Time Considerations:

It will take around 1-2 hours from tumor harvest to incubation of the chopped tissue. MGOs form after one to four weeks of incubation, depending on the maturity of the parental tumor. Finally, the generation of monolayer cell lines takes around 30 minutes, and an established monolayer cell line takes about one to two weeks depending on the purity of the tumor and the necessity of cell sorting.

Table 1.

Troubleshooting Guide for MGO generation, culture, and maintenance.
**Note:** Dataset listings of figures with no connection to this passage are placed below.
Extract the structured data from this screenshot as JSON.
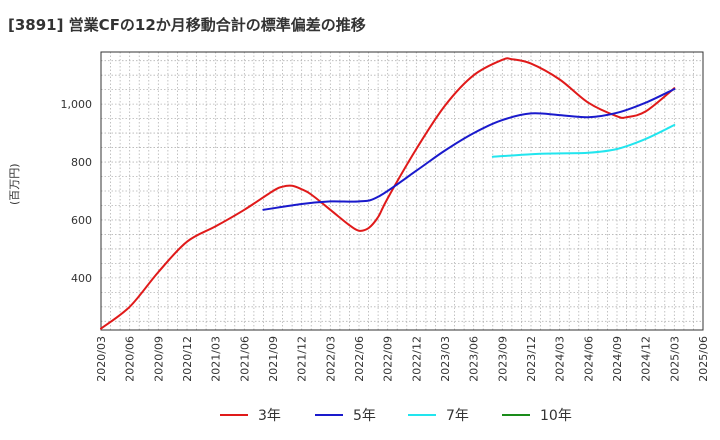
{
  "title": "[3891]  営業CFの12か月移動合計の標準偏差の推移",
  "chart_data": {
    "type": "line",
    "ylabel": "(百万円)",
    "xlabel": "",
    "ylim": [
      220,
      1180
    ],
    "yticks": [
      400,
      600,
      800,
      1000
    ],
    "ytick_labels": [
      "400",
      "600",
      "800",
      "1,000"
    ],
    "x_ticks": [
      "2020/03",
      "2020/06",
      "2020/09",
      "2020/12",
      "2021/03",
      "2021/06",
      "2021/09",
      "2021/12",
      "2022/03",
      "2022/06",
      "2022/09",
      "2022/12",
      "2023/03",
      "2023/06",
      "2023/09",
      "2023/12",
      "2024/03",
      "2024/06",
      "2024/09",
      "2024/12",
      "2025/03",
      "2025/06"
    ],
    "grid": true,
    "legend_position": "bottom",
    "series": [
      {
        "name": "3年",
        "color": "#e01a1a",
        "points": [
          [
            "2020/03",
            225
          ],
          [
            "2020/06",
            300
          ],
          [
            "2020/09",
            420
          ],
          [
            "2020/12",
            525
          ],
          [
            "2021/03",
            578
          ],
          [
            "2021/06",
            635
          ],
          [
            "2021/09",
            700
          ],
          [
            "2021/10",
            715
          ],
          [
            "2021/11",
            718
          ],
          [
            "2021/12",
            706
          ],
          [
            "2022/01",
            688
          ],
          [
            "2022/03",
            635
          ],
          [
            "2022/05",
            582
          ],
          [
            "2022/06",
            563
          ],
          [
            "2022/07",
            572
          ],
          [
            "2022/08",
            610
          ],
          [
            "2022/09",
            675
          ],
          [
            "2022/12",
            845
          ],
          [
            "2023/03",
            995
          ],
          [
            "2023/06",
            1100
          ],
          [
            "2023/09",
            1153
          ],
          [
            "2023/10",
            1155
          ],
          [
            "2023/12",
            1140
          ],
          [
            "2024/03",
            1085
          ],
          [
            "2024/06",
            1005
          ],
          [
            "2024/09",
            958
          ],
          [
            "2024/10",
            955
          ],
          [
            "2024/12",
            975
          ],
          [
            "2025/03",
            1055
          ]
        ]
      },
      {
        "name": "5年",
        "color": "#1a1acc",
        "points": [
          [
            "2021/08",
            635
          ],
          [
            "2021/12",
            655
          ],
          [
            "2022/03",
            664
          ],
          [
            "2022/06",
            664
          ],
          [
            "2022/08",
            680
          ],
          [
            "2022/12",
            770
          ],
          [
            "2023/03",
            840
          ],
          [
            "2023/06",
            900
          ],
          [
            "2023/09",
            945
          ],
          [
            "2023/12",
            968
          ],
          [
            "2024/03",
            962
          ],
          [
            "2024/06",
            955
          ],
          [
            "2024/09",
            970
          ],
          [
            "2024/12",
            1005
          ],
          [
            "2025/03",
            1052
          ]
        ]
      },
      {
        "name": "7年",
        "color": "#22e5ee",
        "points": [
          [
            "2023/08",
            818
          ],
          [
            "2023/12",
            827
          ],
          [
            "2024/03",
            830
          ],
          [
            "2024/06",
            832
          ],
          [
            "2024/09",
            845
          ],
          [
            "2024/12",
            880
          ],
          [
            "2025/03",
            928
          ]
        ]
      },
      {
        "name": "10年",
        "color": "#1a8c1a",
        "points": []
      }
    ]
  }
}
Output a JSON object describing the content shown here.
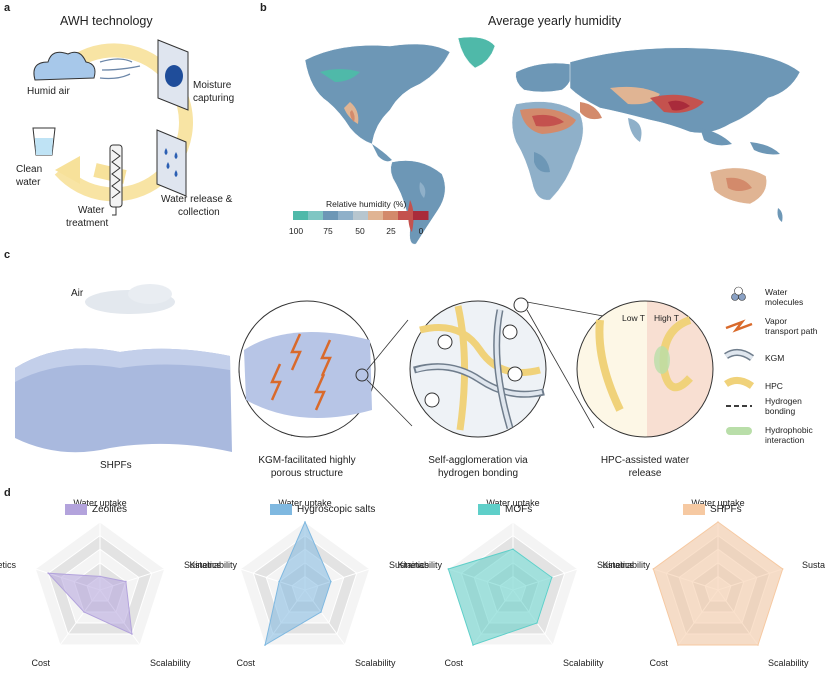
{
  "panel_a": {
    "label": "a",
    "title": "AWH technology",
    "humid_air": "Humid air",
    "moisture_capturing_1": "Moisture",
    "moisture_capturing_2": "capturing",
    "water_release_1": "Water release &",
    "water_release_2": "collection",
    "water_treatment_1": "Water",
    "water_treatment_2": "treatment",
    "clean_water_1": "Clean",
    "clean_water_2": "water"
  },
  "panel_b": {
    "label": "b",
    "title": "Average yearly humidity",
    "legend_title": "Relative humidity (%)",
    "legend_ticks": [
      "100",
      "75",
      "50",
      "25",
      "0"
    ],
    "legend_colors": [
      "#4fb9a9",
      "#7fc6c3",
      "#6d97b6",
      "#8fb0c9",
      "#b7c6cf",
      "#e0b493",
      "#d38a6b",
      "#c4524e",
      "#a92b3b"
    ]
  },
  "panel_c": {
    "label": "c",
    "air": "Air",
    "shpfs": "SHPFs",
    "kgm_caption_1": "KGM-facilitated highly",
    "kgm_caption_2": "porous structure",
    "self_caption_1": "Self-agglomeration via",
    "self_caption_2": "hydrogen bonding",
    "hpc_caption_1": "HPC-assisted water",
    "hpc_caption_2": "release",
    "low_t": "Low T",
    "high_t": "High T",
    "legend": [
      {
        "label_1": "Water",
        "label_2": "molecules",
        "icon": "water-molecule-icon"
      },
      {
        "label_1": "Vapor",
        "label_2": "transport path",
        "icon": "vapor-path-icon"
      },
      {
        "label_1": "KGM",
        "label_2": "",
        "icon": "kgm-chain-icon"
      },
      {
        "label_1": "HPC",
        "label_2": "",
        "icon": "hpc-chain-icon"
      },
      {
        "label_1": "Hydrogen",
        "label_2": "bonding",
        "icon": "hydrogen-bond-icon"
      },
      {
        "label_1": "Hydrophobic",
        "label_2": "interaction",
        "icon": "hydrophobic-icon"
      }
    ]
  },
  "panel_d": {
    "label": "d"
  },
  "chart_data": [
    {
      "type": "radar",
      "title": "Zeolites",
      "color": "#b3a3dc",
      "axes": [
        "Water uptake",
        "Sustainability",
        "Scalability",
        "Cost",
        "Kinetics"
      ],
      "levels": 5,
      "values": [
        1,
        2,
        4,
        2,
        4
      ]
    },
    {
      "type": "radar",
      "title": "Hygroscopic salts",
      "color": "#7fb8e0",
      "axes": [
        "Water uptake",
        "Sustainability",
        "Scalability",
        "Cost",
        "Kinetics"
      ],
      "levels": 5,
      "values": [
        5,
        2,
        2,
        5,
        2
      ]
    },
    {
      "type": "radar",
      "title": "MOFs",
      "color": "#5fcfc9",
      "axes": [
        "Water uptake",
        "Sustainability",
        "Scalability",
        "Cost",
        "Kinetics"
      ],
      "levels": 5,
      "values": [
        3,
        3,
        3,
        5,
        5
      ]
    },
    {
      "type": "radar",
      "title": "SHPFs",
      "color": "#f6c9a2",
      "axes": [
        "Water uptake",
        "Sustainability",
        "Scalability",
        "Cost",
        "Kinetics"
      ],
      "levels": 5,
      "values": [
        5,
        5,
        5,
        5,
        5
      ]
    }
  ]
}
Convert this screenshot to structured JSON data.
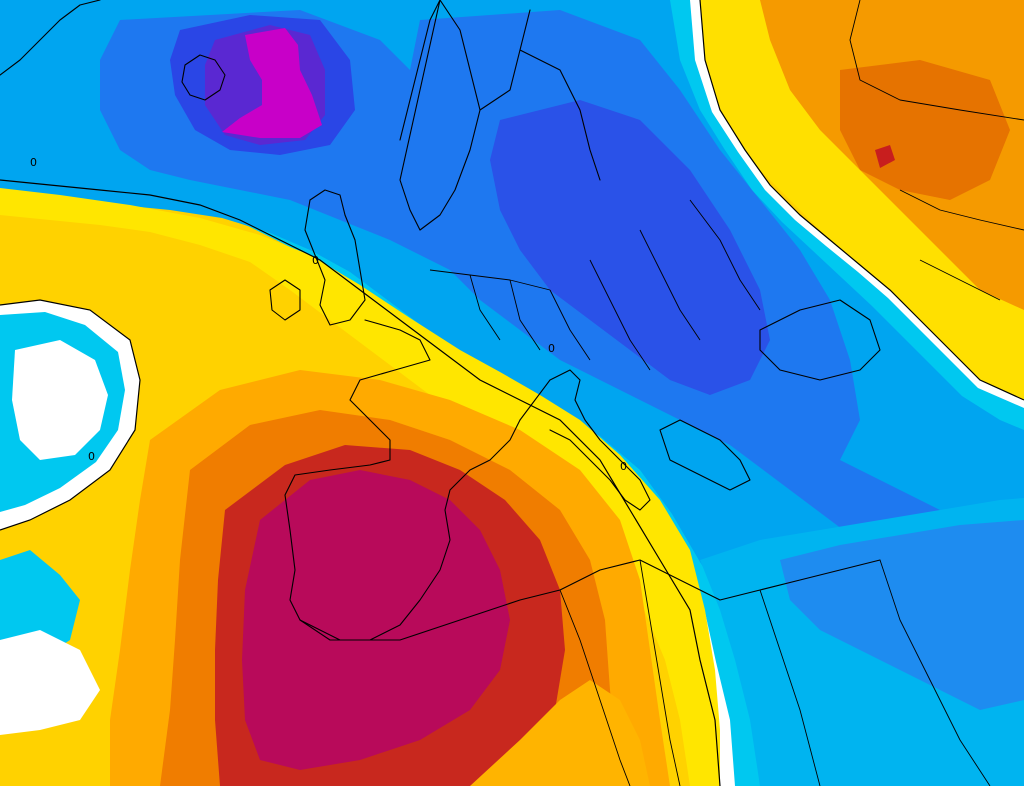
{
  "map": {
    "isoline_labels": [
      "0",
      "0",
      "0",
      "0",
      "0"
    ],
    "palette": {
      "white_band": "#ffffff",
      "cyan": "#00c8f0",
      "sky": "#00a5f0",
      "blue": "#1e6ef0",
      "deep_blue": "#2846e6",
      "violet": "#5a28d2",
      "magenta": "#c800c8",
      "yellow_pale": "#fff000",
      "yellow": "#ffd200",
      "amber": "#ffaa00",
      "orange": "#f08c00",
      "orange_dark": "#e66e00",
      "red": "#c81e1e",
      "crimson": "#b40050",
      "coast_line": "#000000"
    }
  }
}
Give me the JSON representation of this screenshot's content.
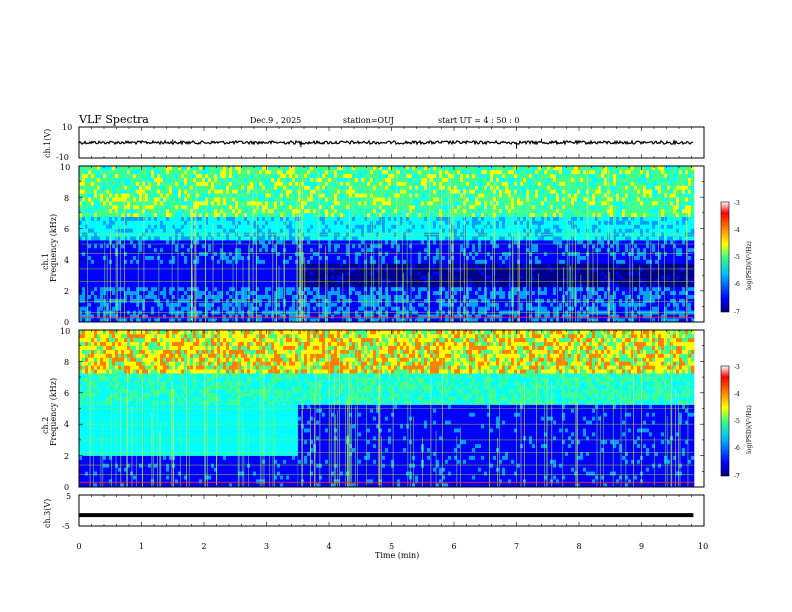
{
  "header": {
    "title": "VLF Spectra",
    "date": "Dec.9  , 2025",
    "station": "station=OUJ",
    "start": "start  UT  =   4 : 50 : 0"
  },
  "chart_data": [
    {
      "type": "line",
      "name": "ch1-waveform",
      "ylabel": "ch.1(V)",
      "ylim": [
        -10,
        10
      ],
      "ytick_labels": [
        "10",
        "-10"
      ],
      "xlim": [
        0,
        10
      ],
      "level": 0,
      "data_end_min": 9.83
    },
    {
      "type": "heatmap",
      "name": "ch1-spectrogram",
      "ylabel": "ch.1",
      "ylabel2": "Frequency (kHz)",
      "ylim": [
        0,
        10
      ],
      "ytick_labels": [
        "0",
        "2",
        "4",
        "6",
        "8",
        "10"
      ],
      "xlim": [
        0,
        10
      ],
      "data_end_min": 9.83,
      "colorbar": {
        "label": "log(PSD)(V²/Hz)",
        "range": [
          -7,
          -3
        ],
        "tick_labels": [
          "-3",
          "-4",
          "-5",
          "-6",
          "-7"
        ]
      },
      "colors": [
        "#00008f",
        "#0000ff",
        "#00a0ff",
        "#00ffff",
        "#40ff90",
        "#ffff00",
        "#ff8000",
        "#ff0000",
        "#800000"
      ],
      "change_min": 3.5
    },
    {
      "type": "heatmap",
      "name": "ch2-spectrogram",
      "ylabel": "ch.2",
      "ylabel2": "Frequency (kHz)",
      "ylim": [
        0,
        10
      ],
      "ytick_labels": [
        "0",
        "2",
        "4",
        "6",
        "8",
        "10"
      ],
      "xlim": [
        0,
        10
      ],
      "data_end_min": 9.83,
      "colorbar": {
        "label": "log(PSD)(V²/Hz)",
        "range": [
          -7,
          -3
        ],
        "tick_labels": [
          "-3",
          "-4",
          "-5",
          "-6",
          "-7"
        ]
      },
      "change_min": 3.5
    },
    {
      "type": "line",
      "name": "ch3-waveform",
      "ylabel": "ch.3(V)",
      "ylim": [
        -5,
        5
      ],
      "ytick_labels": [
        "5",
        "-5"
      ],
      "xlim": [
        0,
        10
      ],
      "level": -1.5,
      "data_end_min": 9.83
    }
  ],
  "xaxis": {
    "label": "Time  (min)",
    "tick_labels": [
      "0",
      "1",
      "2",
      "3",
      "4",
      "5",
      "6",
      "7",
      "8",
      "9",
      "10"
    ]
  }
}
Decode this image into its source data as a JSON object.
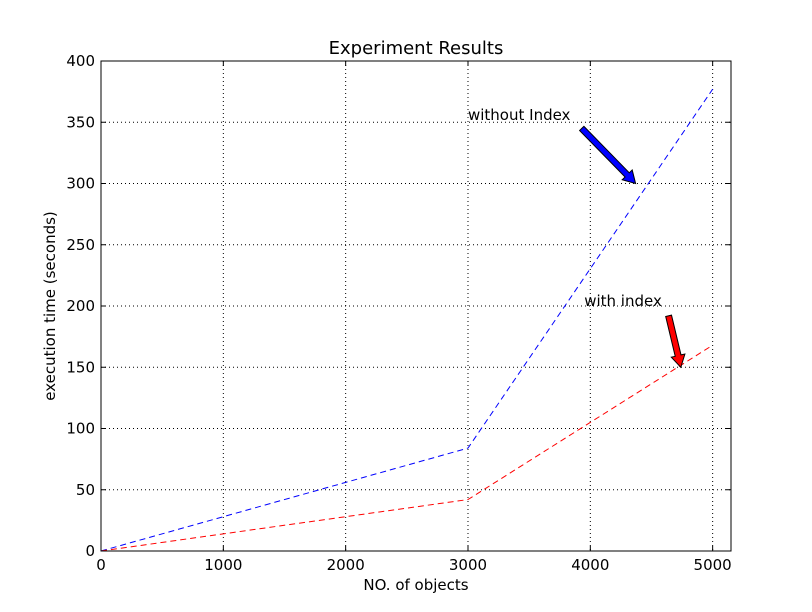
{
  "chart_data": {
    "type": "line",
    "title": "Experiment Results",
    "xlabel": "NO. of objects",
    "ylabel": "execution time (seconds)",
    "xlim": [
      0,
      5150
    ],
    "ylim": [
      0,
      400
    ],
    "xticks": [
      0,
      1000,
      2000,
      3000,
      4000,
      5000
    ],
    "yticks": [
      0,
      50,
      100,
      150,
      200,
      250,
      300,
      350,
      400
    ],
    "grid": true,
    "series": [
      {
        "color": "#0000ff",
        "style": "dashed",
        "x": [
          0,
          3000,
          5000
        ],
        "y": [
          0,
          84,
          377
        ]
      },
      {
        "color": "#ff0000",
        "style": "dashed",
        "x": [
          0,
          3000,
          5000
        ],
        "y": [
          0,
          42,
          168
        ]
      }
    ],
    "annotations": [
      {
        "text": "without Index",
        "text_x": 3000,
        "text_y": 352,
        "arrow_from": [
          3930,
          345
        ],
        "arrow_to": [
          4370,
          300
        ],
        "color": "#0000ff"
      },
      {
        "text": "with index",
        "text_x": 3950,
        "text_y": 200,
        "arrow_from": [
          4640,
          192
        ],
        "arrow_to": [
          4740,
          150
        ],
        "color": "#ff0000"
      }
    ]
  }
}
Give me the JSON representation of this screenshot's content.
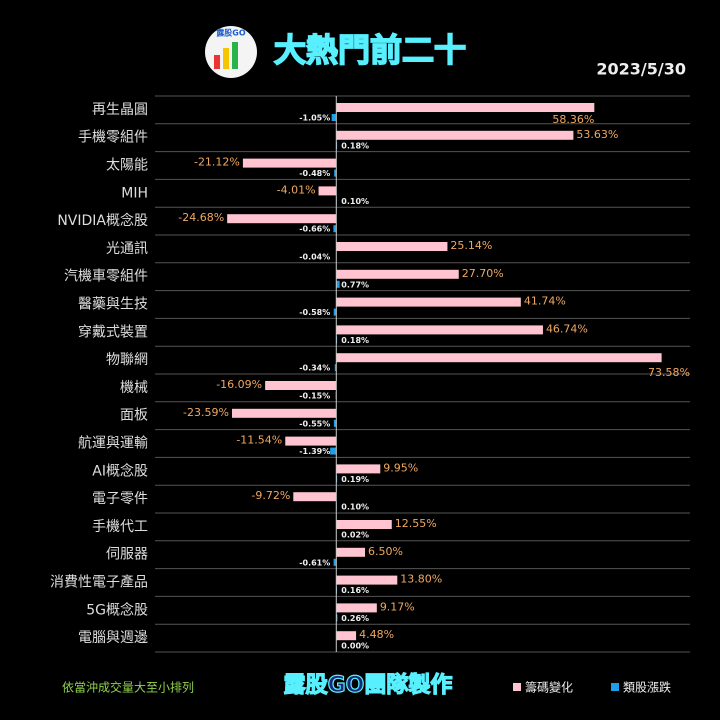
{
  "chart_data": {
    "type": "hbar",
    "title": "大熱門前二十",
    "date": "2023/5/30",
    "logo_text": "露股GO",
    "footnote": "依當沖成交量大至小排列",
    "credit": "露股GO團隊製作",
    "categories": [
      "再生晶圓",
      "手機零組件",
      "太陽能",
      "MIH",
      "NVIDIA概念股",
      "光通訊",
      "汽機車零組件",
      "醫藥與生技",
      "穿戴式裝置",
      "物聯網",
      "機械",
      "面板",
      "航運與運輸",
      "AI概念股",
      "電子零件",
      "手機代工",
      "伺服器",
      "消費性電子產品",
      "5G概念股",
      "電腦與週邊"
    ],
    "series": [
      {
        "name": "籌碼變化",
        "color": "#ffc4d0",
        "values": [
          58.36,
          53.63,
          -21.12,
          -4.01,
          -24.68,
          25.14,
          27.7,
          41.74,
          46.74,
          73.58,
          -16.09,
          -23.59,
          -11.54,
          9.95,
          -9.72,
          12.55,
          6.5,
          13.8,
          9.17,
          4.48
        ],
        "value_labels": [
          "58.36%",
          "53.63%",
          "-21.12%",
          "-4.01%",
          "-24.68%",
          "25.14%",
          "27.70%",
          "41.74%",
          "46.74%",
          "73.58%",
          "-16.09%",
          "-23.59%",
          "-11.54%",
          "9.95%",
          "-9.72%",
          "12.55%",
          "6.50%",
          "13.80%",
          "9.17%",
          "4.48%"
        ]
      },
      {
        "name": "類股漲跌",
        "color": "#1e9fe6",
        "values": [
          -1.05,
          0.18,
          -0.48,
          0.1,
          -0.66,
          -0.04,
          0.77,
          -0.58,
          0.18,
          -0.34,
          -0.15,
          -0.55,
          -1.39,
          0.19,
          0.1,
          0.02,
          -0.61,
          0.16,
          0.26,
          0.0
        ],
        "value_labels": [
          "-1.05%",
          "0.18%",
          "-0.48%",
          "0.10%",
          "-0.66%",
          "-0.04%",
          "0.77%",
          "-0.58%",
          "0.18%",
          "-0.34%",
          "-0.15%",
          "-0.55%",
          "-1.39%",
          "0.19%",
          "0.10%",
          "0.02%",
          "-0.61%",
          "0.16%",
          "0.26%",
          "0.00%"
        ]
      }
    ],
    "xlim": [
      -41,
      80
    ],
    "legend": "bottom-right"
  }
}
Problem	Possible Cause	Solution
MGOs become necrotic in the center and disaggregate over time.	When MGOs reach a diameter of ~1mm, their core doesn’t receive nutrients to maintain cell viability which necrotizes. The fragments released by these moribund MGOs are usually unable to generate new viable MGOs.	Ensure you are maintaining the MGOs with a diameter smaller than ~1mm and change media frequently to avoid media turning yellow.
Thawed MGOs are unable to grow and die over time.	The state of the MGOs in the moment of freezing is highly important. Unhealthy or excessively big MGOs will have trouble to regrow after freezing and thawing.	We recommend freezing them when the MGOs have become spherical after a maintenance cutting.
MGOs don’t become fully spherical, maintaining non-tumor tissue.	Microdissection of the tumor mass was incomplete, fragments of non-tumor tissue remained attached to the tumor.	These non-tumor tissue fragments usually disappear over time, however, if they are more abundant than pure tumor fragments they can delay or block MGO development. Stricter microdissection is advisable to improve MGOs development and viability.

DATA AVAILABILITY STATEMENT:

The data that support the protocol are available from the corresponding author upon reasonable request.